We recently changed to a different credit card processing company.
We did this to improve the quality of service that we provide to our customers. Unfortunately, this switch-over had an unexpected side-effect that has caused concern for many of our users.
We only work with highly reputable, secure, fully PCI-compliant companies when it comes to your sensitive payment information.
We never store credit card numbers on any of our servers. We send your credit card information to the payment processing provider using 128-bit SSL encryption. After that, we wipe the credit card number completely from memory on our systems, and from then on we depend on the payment processing provider whenever charging or editing your card details. The companies that we work with for this purpose are Paypal and Stripe.
During the data transfer between providers, some of the data became unorganized and subsequently needed to consolidated.
With the recent change, we moved the secure data from one provider to the other. Because of the high level of security these companies employ, the data needed to be transferred directly between those two companies’ systems. This is something the providers handled themselves, according to PCI standards. The data was transferred in such a way that the new provider had the correct data, but it was scattered among many duplicate customer accounts.
In order to have clean and precise transaction history and account details, we wanted to consolidate all of the duplicate accounts and the related cards into a more organized, less redundant, structure. We had to make several passes over the data and move things around incrementally until we had the cleanest setup possible.
The consolidation had an unexpected side-effect.
We did not realize that every time we touched your account data (while never touching the credit card numbers themselves), the new payment processing provider was running some sort of authorization on your card which amounted to a $0 charge.

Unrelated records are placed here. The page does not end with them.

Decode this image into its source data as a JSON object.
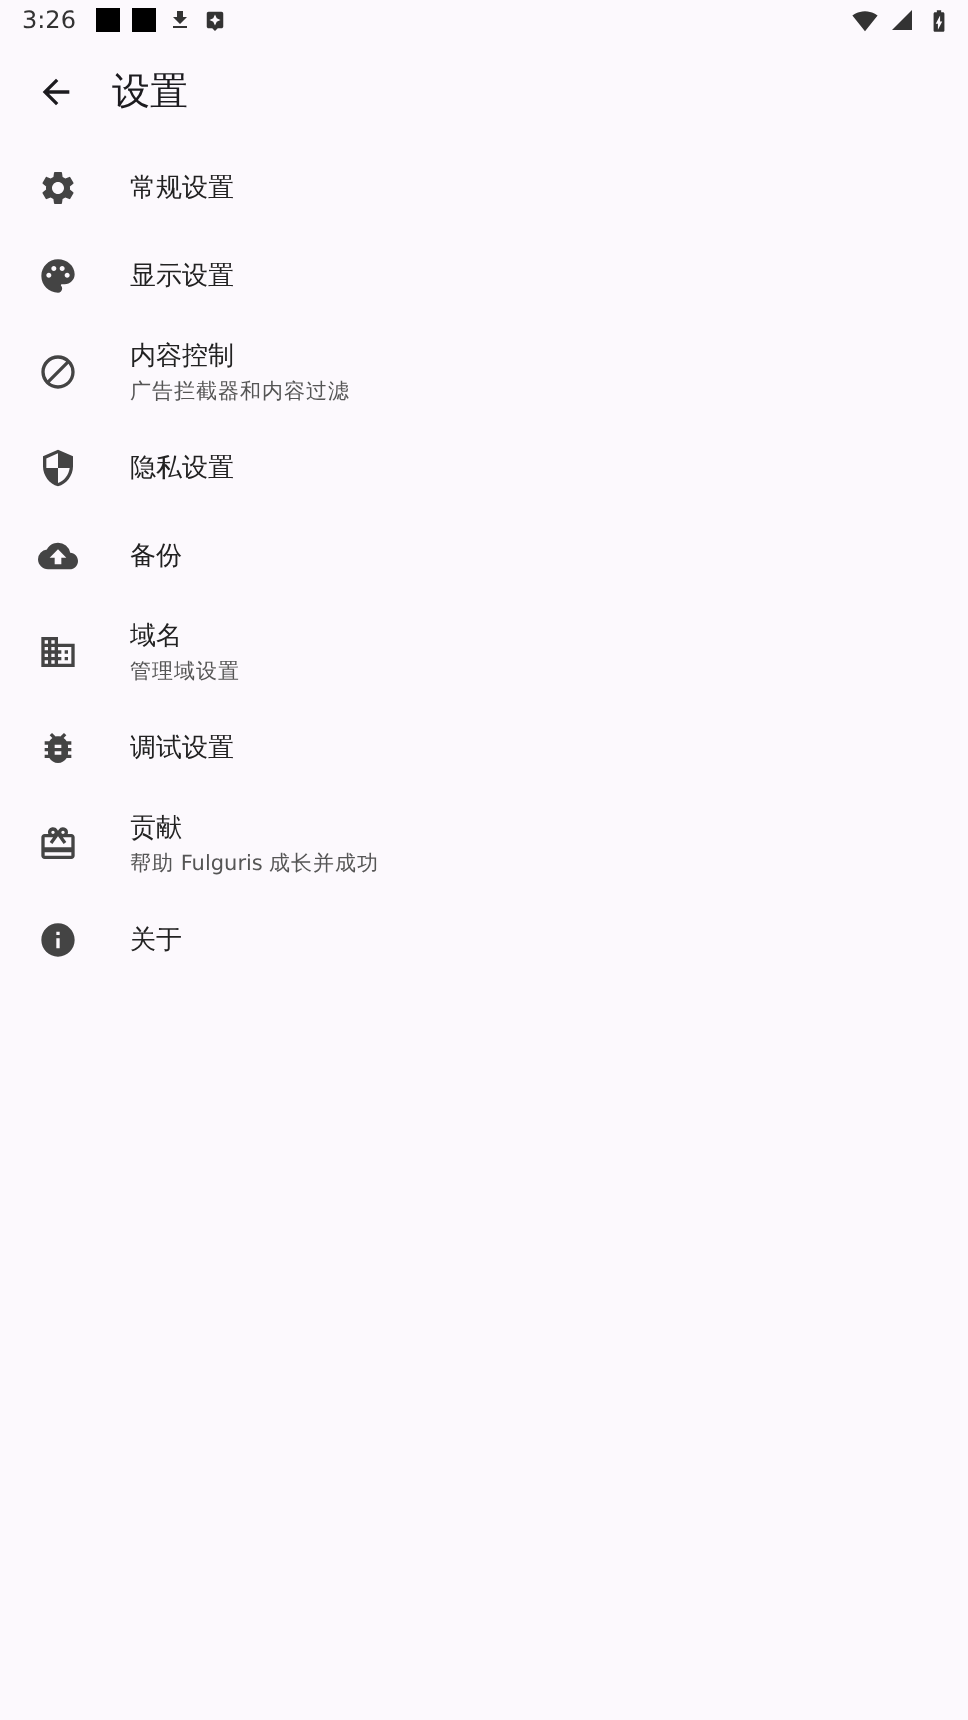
{
  "status_bar": {
    "time": "3:26"
  },
  "app_bar": {
    "title": "设置"
  },
  "items": [
    {
      "title": "常规设置"
    },
    {
      "title": "显示设置"
    },
    {
      "title": "内容控制",
      "subtitle": "广告拦截器和内容过滤"
    },
    {
      "title": "隐私设置"
    },
    {
      "title": "备份"
    },
    {
      "title": "域名",
      "subtitle": "管理域设置"
    },
    {
      "title": "调试设置"
    },
    {
      "title": "贡献",
      "subtitle": "帮助 Fulguris 成长并成功"
    },
    {
      "title": "关于"
    }
  ]
}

Some customers might not have even noticed this. Others have had more serious problems, including having their cards blocked by their banks due to suspicious activity.
The good news here is that our security protocols have continued to keep all of your private data safe and secure.
Even though it caused some panic for our users, there is no permanent damage.
We are dedicated to being transparent and open when we make a mistake or do something that causes anything less than a great experience with Plazko.com. This particular issue can be really scary for our customers.
We do not expect this issue to further affect customers, as the transfer has been completed.